Como Micaela no recogía las joyas, Varzi las tomó en un puñado y las metió en la bolsa. Sin tomar conciencia de lo que el hombre hacía, Micaela se concentró en su mano, enorme, con dedos largos y uñas prolijas. No tenía vello, lo cual la impresionó, y experimentó un deseo irracional de tocarla. Volvió a la realidad cuando Varzi le alcanzaba la bolsa.

Carlo abrió la puerta que daba al corredor y llamó a alguien a gritos. Un jovencito apareció al instante, con cara de susto.

—Acompaña a la señorita a la salida —indicó—. Por favor, señorita. —Y la tomó del brazo para sacarla de la oficina. Micaela se desembarazó de él de un tirón, y, aunque trató de decirle algo, no halló las palabras, tanta rabia tenía. Se ocultó bajo la capucha y abandonó la habitación a toda prisa con el muchachito correteándole por detrás.

Varzi la siguió con la mirada hasta que desapareció escaleras abajo. Cerró la puerta, fue hasta la cristalera y se sirvió un trago. Se sentó, copa en mano, y fijó la vista en algún punto. Se llevaba el trago a la boca mecánicamente y chocaba el borde de vidrio contra los dientes.

—La hermana de Urtiaga Tour —expresó, por fin.

Sonrió con malicia al pensar en la ironía del destino. Estaba seguro de que Gastón María no tenía idea de la hazaña nocturna de su hermanita; de otra manera, habría sido como entregar la presa en mano al cazador. En este caso, sin embargo, la presa se había entregado
motu proprio.
Definitivamente, era una situación graciosa.

La sonrisa se le borró y volvió la seriedad de instantes atrás cuando recordó que, al descubrirle la cabeza, se había sentido tentado de tocarla; el cabello, la piel del rostro, los labios, cualquiera cosa; la necesidad de acariciarla había sido intensa; había luchado por contenerse.

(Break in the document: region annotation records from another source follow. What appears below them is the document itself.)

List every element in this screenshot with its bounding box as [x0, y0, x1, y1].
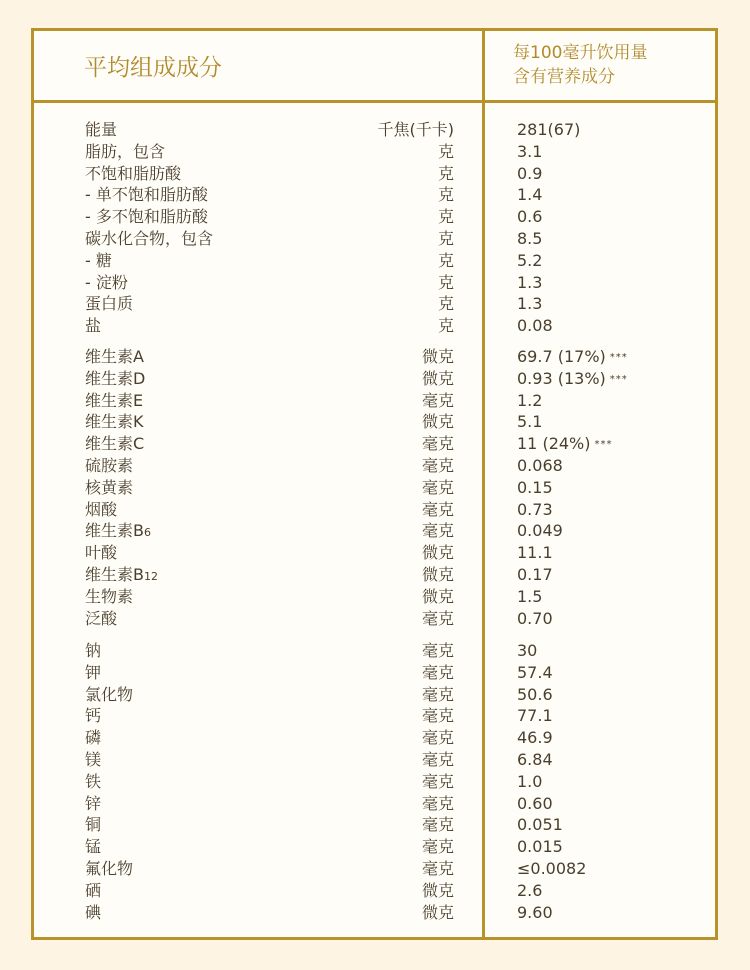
nutrient-name: 磷 — [85, 728, 102, 748]
nutrient-unit: 毫克 — [421, 662, 454, 682]
nutrient-unit: 毫克 — [421, 815, 454, 835]
nutrient-row — [34, 793, 715, 815]
nutrient-name: 氟化物 — [85, 859, 134, 878]
header-per-100ml-line2: 含有营养成分 — [513, 67, 615, 87]
nutrient-name: 铜 — [85, 815, 102, 835]
nutrient-name: 碳水化合物，包含 — [85, 229, 214, 248]
nutrient-name: - 多不饱和脂肪酸 — [85, 207, 208, 227]
nutrient-row — [34, 163, 715, 185]
nutrient-value: 46.9 — [517, 728, 553, 748]
nutrient-row — [34, 814, 715, 836]
nutrient-unit: 微克 — [421, 565, 454, 584]
nutrient-name: 生物素 — [85, 586, 134, 606]
nutrient-row — [34, 390, 715, 412]
nutrient-value: 0.60 — [517, 793, 553, 813]
nutrient-row — [34, 228, 715, 250]
nutrient-name: 烟酸 — [85, 499, 118, 519]
nutrient-row — [34, 727, 715, 749]
nutrient-unit: 毫克 — [421, 456, 454, 475]
nutrient-name: 维生素A — [85, 347, 144, 366]
nutrient-value: 77.1 — [517, 706, 553, 726]
nutrient-value: 0.73 — [517, 499, 553, 519]
nutrient-row — [34, 250, 715, 272]
nutrient-value: 30 — [517, 641, 538, 660]
nutrient-row — [34, 455, 715, 477]
nutrient-row — [34, 858, 715, 880]
header-divider — [34, 100, 715, 103]
nutrient-row — [34, 880, 715, 902]
nutrient-unit: 微克 — [421, 902, 454, 922]
nutrient-name: 镁 — [85, 750, 102, 769]
nutrient-row — [34, 520, 715, 542]
nutrient-name: 脂肪，包含 — [85, 141, 166, 161]
nutrient-value: 0.051 — [517, 815, 563, 835]
nutrient-name: 维生素K — [85, 412, 144, 432]
nutrient-value: 2.6 — [517, 880, 543, 900]
header-per-100ml — [513, 41, 647, 89]
nutrient-row — [34, 608, 715, 630]
nutrient-value: 0.17 — [517, 565, 553, 584]
nutrient-row — [34, 184, 715, 206]
nutrient-unit: 毫克 — [421, 706, 454, 726]
nutrient-unit: 毫克 — [421, 750, 454, 769]
nutrient-value: 0.9 — [517, 163, 543, 183]
nutrient-value: ≤0.0082 — [517, 859, 587, 878]
nutrient-value: 5.1 — [517, 412, 543, 432]
nutrient-row — [34, 293, 715, 315]
nutrient-row — [34, 119, 715, 141]
nutrient-unit: 毫克 — [421, 390, 454, 410]
nutrient-unit: 微克 — [421, 368, 454, 388]
nutrient-name: - 淀粉 — [85, 272, 128, 292]
nutrient-name: 能量 — [85, 120, 118, 139]
nutrient-row — [34, 141, 715, 163]
nutrient-name: 泛酸 — [85, 608, 118, 628]
nutrient-name: 钾 — [85, 662, 102, 682]
nutrient-value: 1.3 — [517, 294, 543, 314]
nutrient-value: 1.4 — [517, 185, 543, 205]
nutrient-name: 钠 — [85, 641, 102, 660]
nutrient-row — [34, 564, 715, 586]
nutrient-unit: 毫克 — [421, 608, 454, 628]
nutrient-name: 维生素B6 — [85, 521, 151, 541]
nutrient-value: 9.60 — [517, 902, 553, 922]
nutrient-unit: 克 — [437, 141, 454, 161]
nutrient-row — [34, 477, 715, 499]
nutrient-name: 锌 — [85, 793, 102, 813]
footnote-marker: *** — [609, 373, 628, 385]
nutrient-unit: 克 — [437, 316, 454, 336]
nutrient-unit: 克 — [437, 185, 454, 205]
nutrient-unit: 微克 — [421, 412, 454, 432]
nutrient-row — [34, 640, 715, 662]
nutrient-unit: 克 — [437, 229, 454, 248]
nutrient-value: 57.4 — [517, 662, 553, 682]
nutrient-value: 0.6 — [517, 207, 543, 227]
nutrient-row — [34, 836, 715, 858]
nutrient-value: 1.0 — [517, 771, 543, 791]
nutrient-unit: 毫克 — [421, 641, 454, 660]
nutrient-unit: 毫克 — [421, 477, 454, 497]
nutrient-name: 氯化物 — [85, 684, 134, 704]
footnote-marker: *** — [609, 352, 628, 363]
nutrient-unit: 克 — [437, 294, 454, 314]
nutrient-name: 硒 — [85, 880, 102, 900]
nutrient-unit: 毫克 — [421, 771, 454, 791]
nutrient-value: 3.1 — [517, 141, 543, 161]
nutrient-row — [34, 315, 715, 337]
nutrient-row — [34, 411, 715, 433]
header-composition-title: 平均组成成分 — [84, 55, 222, 81]
nutrient-value: 5.2 — [517, 250, 543, 270]
nutrient-value: 0.93 (13%) *** — [517, 368, 628, 388]
nutrient-row — [34, 499, 715, 521]
nutrient-row — [34, 206, 715, 228]
footnote-marker: *** — [594, 439, 613, 451]
nutrient-value: 281(67) — [517, 120, 581, 139]
nutrient-value: 1.5 — [517, 586, 543, 606]
nutrient-value: 1.3 — [517, 272, 543, 292]
nutrient-value: 6.84 — [517, 750, 553, 769]
nutrient-unit: 微克 — [421, 347, 454, 366]
nutrient-unit: 千焦(千卡) — [377, 120, 454, 139]
nutrient-value: 0.08 — [517, 316, 553, 336]
nutrient-unit: 毫克 — [421, 837, 454, 857]
nutrient-name: 铁 — [85, 771, 102, 791]
nutrient-name: 维生素C — [85, 434, 145, 454]
nutrient-name: 碘 — [85, 902, 102, 922]
nutrient-row — [34, 705, 715, 727]
nutrient-name-subscript: 6 — [143, 526, 151, 540]
nutrient-value: 11 (24%) *** — [517, 434, 613, 454]
nutrient-name: 核黄素 — [85, 477, 134, 497]
nutrient-name: 钙 — [85, 706, 102, 726]
nutrient-value: 0.70 — [517, 608, 553, 628]
nutrient-name: - 糖 — [85, 250, 112, 270]
nutrient-unit: 毫克 — [421, 434, 454, 454]
nutrient-name: 维生素B12 — [85, 565, 158, 584]
nutrient-unit: 毫克 — [421, 728, 454, 748]
header-per-100ml-line1: 每100毫升饮用量 — [513, 43, 648, 63]
nutrient-value: 69.7 (17%) *** — [517, 347, 628, 366]
nutrient-value: 50.6 — [517, 684, 553, 704]
nutrient-row — [34, 771, 715, 793]
nutrient-name: 叶酸 — [85, 543, 118, 563]
nutrient-value: 1.2 — [517, 390, 543, 410]
nutrient-value: 8.5 — [517, 229, 543, 248]
nutrient-unit: 毫克 — [421, 499, 454, 519]
nutrient-unit: 微克 — [421, 586, 454, 606]
nutrient-name: 锰 — [85, 837, 102, 857]
nutrient-unit: 微克 — [421, 880, 454, 900]
nutrient-value: 0.068 — [517, 456, 563, 475]
nutrition-table — [31, 28, 718, 940]
nutrient-name: - 单不饱和脂肪酸 — [85, 185, 208, 205]
nutrient-row — [34, 662, 715, 684]
nutrient-row — [34, 542, 715, 564]
nutrient-name: 盐 — [85, 316, 102, 336]
nutrient-row — [34, 433, 715, 455]
nutrient-unit: 毫克 — [421, 859, 454, 878]
nutrient-unit: 克 — [437, 272, 454, 292]
nutrient-name: 蛋白质 — [85, 294, 134, 314]
nutrient-row — [34, 586, 715, 608]
nutrient-unit: 毫克 — [421, 793, 454, 813]
nutrient-name: 维生素D — [85, 368, 146, 388]
nutrient-row — [34, 368, 715, 390]
nutrient-row — [34, 749, 715, 771]
nutrient-unit: 微克 — [421, 543, 454, 563]
nutrient-name: 维生素E — [85, 390, 144, 410]
nutrient-value: 0.15 — [517, 477, 553, 497]
nutrient-name-subscript: 12 — [143, 570, 158, 583]
nutrient-unit: 克 — [437, 250, 454, 270]
nutrient-value: 0.049 — [517, 521, 563, 541]
nutrient-row — [34, 684, 715, 706]
nutrient-value: 11.1 — [517, 543, 553, 563]
nutrient-name: 硫胺素 — [85, 456, 134, 475]
nutrient-name: 不饱和脂肪酸 — [85, 163, 182, 183]
nutrient-value: 0.015 — [517, 837, 563, 857]
nutrient-unit: 毫克 — [421, 684, 454, 704]
nutrient-unit: 克 — [437, 163, 454, 183]
nutrient-unit: 克 — [437, 207, 454, 227]
nutrient-row — [34, 346, 715, 368]
nutrient-row — [34, 902, 715, 924]
nutrient-unit: 毫克 — [421, 521, 454, 541]
nutrient-row — [34, 272, 715, 294]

"¡Mujer osada!", pensó. Adentrarse así, en medio de la noche, en un arrabal como ése, ¡en un burdel como ése! Quizá no conocía los peligros de la zona y la ignorancia la había llevado a obrar con descuido. No, por más incrédula e inocente que fuera, la sordidez tan manifiesta del lugar la habría convencido de que se encontraba más cerca del infierno que de cualquier otro sitio.

Recordó sus facciones, de una belleza arrobadora, parecían las de una muñeca de porcelana. Por esa razón, quizá, no la había tocado, por temor a romperla. ¿Y la osadía con la que le había hablado? ¿Y la forma en que lo había mirado? Cualidades que se daban de bruces con su aspecto de
donna angelicata.

La puerta de la habitación contigua se abrió. Sonia otra vez.

—Vamos, querido, volvé a la cama —dijo, y lo rodeó con los brazos.

Varzi se la quitó de encima y se alejó. Tomó asiento en su escritorio y simuló concentrarse en unos documentos.

—Vestite y anda al salón —ordenó, sin quitar la vista de los papeles—. Hay muchos clientes que atender.

—¿Qué? Estábamos a punto de...

—Vestite y anda al salón —repitió.

Sonia sabía que no debía insistir. Carlo era hombre de "pocas pulgas". El decidía en qué momento la deseaba y en qué momento la quería lejos. Ella sólo obedecía con sumisión, por el amor que le tenía.